John River está interpretado por Stellan Skarsgård y ocupa el centro de una historia que une el trabajo policial con un conflicto psicológico persistente. El detective no se enfrenta solamente a los hechos de cada caso: también convive con las presencias que aparecen ligadas a aquello que quedó sin resolver. Su capacidad como investigador y las dificultades que atraviesa avanzan juntas, sin que la serie separe la resolución del misterio de la experiencia personal del protagonista.

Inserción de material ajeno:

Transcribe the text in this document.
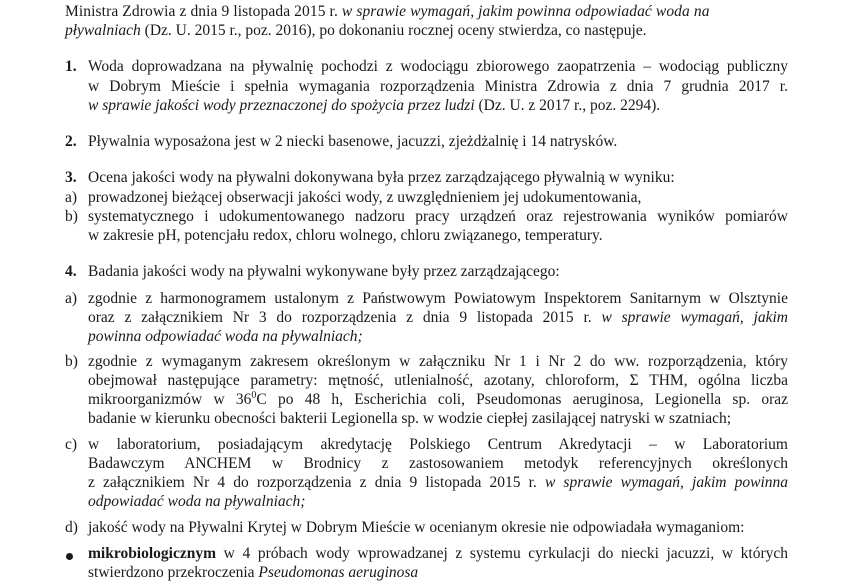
Ministra Zdrowia z dnia 9 listopada 2015 r. w sprawie wymagań, jakim powinna odpowiadać woda na
pływalniach (Dz. U. 2015 r., poz. 2016), po dokonaniu rocznej oceny stwierdza, co następuje.
1. Woda doprowadzana na pływalnię pochodzi z wodociągu zbiorowego zaopatrzenia – wodociąg publiczny
w Dobrym Mieście i spełnia wymagania rozporządzenia Ministra Zdrowia z dnia 7 grudnia 2017 r.
w sprawie jakości wody przeznaczonej do spożycia przez ludzi (Dz. U. z 2017 r., poz. 2294).
2. Pływalnia wyposażona jest w 2 niecki basenowe, jacuzzi, zjeżdżalnię i 14 natrysków.
3. Ocena jakości wody na pływalni dokonywana była przez zarządzającego pływalnią w wyniku:
a) prowadzonej bieżącej obserwacji jakości wody, z uwzględnieniem jej udokumentowania,
b) systematycznego i udokumentowanego nadzoru pracy urządzeń oraz rejestrowania wyników pomiarów
w zakresie pH, potencjału redox, chloru wolnego, chloru związanego, temperatury.
4. Badania jakości wody na pływalni wykonywane były przez zarządzającego:
a) zgodnie z harmonogramem ustalonym z Państwowym Powiatowym Inspektorem Sanitarnym w Olsztynie
oraz z załącznikiem Nr 3 do rozporządzenia z dnia 9 listopada 2015 r. w sprawie wymagań, jakim
powinna odpowiadać woda na pływalniach;
b) zgodnie z wymaganym zakresem określonym w załączniku Nr 1 i Nr 2 do ww. rozporządzenia, który
obejmował następujące parametry: mętność, utlenialność, azotany, chloroform, Σ THM, ogólna liczba
mikroorganizmów w $36^0C$ po 48 h, Escherichia coli, Pseudomonas aeruginosa, Legionella sp. oraz
badanie w kierunku obecności bakterii Legionella sp. w wodzie ciepłej zasilającej natryski w szatniach;
c) w laboratorium, posiadającym akredytację Polskiego Centrum Akredytacji – w Laboratorium
Badawczym ANCHEM w Brodnicy z zastosowaniem metodyk referencyjnych określonych
z załącznikiem Nr 4 do rozporządzenia z dnia 9 listopada 2015 r. w sprawie wymagań, jakim powinna
odpowiadać woda na pływalniach;
d) jakość wody na Pływalni Krytej w Dobrym Mieście w ocenianym okresie nie odpowiadała wymaganiom:
mikrobiologicznym w 4 próbach wody wprowadzanej z systemu cyrkulacji do niecki jacuzzi, w których
stwierdzono przekroczenia Pseudomonas aeruginosa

Las visiones de River tienen una función precisa dentro del relato. Los fantasmas de las víctimas actúan como manifestaciones de su propio subconsciente, por lo que las apariciones quedan vinculadas tanto a las investigaciones como a la culpa que arrastra. Entre esas presencias también está su compañera muerta, una figura que conecta directamente el trauma inicial con los casos que River no logra resolver. El recurso lleva el misterio hacia el interior del detective.
La compañera muerta ocupa un lugar particular entre las figuras que River ve y con las que habla. El detective presenció su asesinato y quedó atormentado por la culpa, una marca que no aparece como un dato aislado de su pasado, sino como parte de su experiencia durante la investigación. La pérdida y las apariciones sostienen el conflicto del personaje, cuya tarea policial queda atravesada por aquello que no puede dejar atrás.
El componente policial no queda desplazado por la dimensión psicológica. River sigue siendo un brillante detective de la policía de Londres, y los casos que no puede resolver funcionan como el origen de las apariciones que lo acompañan. La serie construye su tensión a partir de esa convivencia: el investigador debe avanzar frente a los hechos mientras las víctimas regresan como manifestaciones de una mente que intenta procesar lo pendiente.
La recepción crítica británica explica parte del interés que despierta esta propuesta. River tiene una de las mejores calificaciones de la crítica británica por su originalidad y profundidad psicológica, aunque quedó sepultada bajo producciones más mediáticas. Esa distancia entre la valoración que recibió y el lugar menor que ocupa frente a otros títulos permite entender por qué la serie es presentada como un tesoro oculto.
El tono general es desgarrador y melancólico, lejos de una historia policial apoyada únicamente en la resolución de los casos. La serie combina misterio, culpa, fantasmas y profundidad psicológica para seguir el recorrido de un detective que no consigue cerrar las investigaciones que lo persiguen. El final es sumamente emotivo y completa la historia de River: un policía de Londres marcado por una compañera muerta y por las víctimas que vuelven mientras sus casos permanecen sin resolver.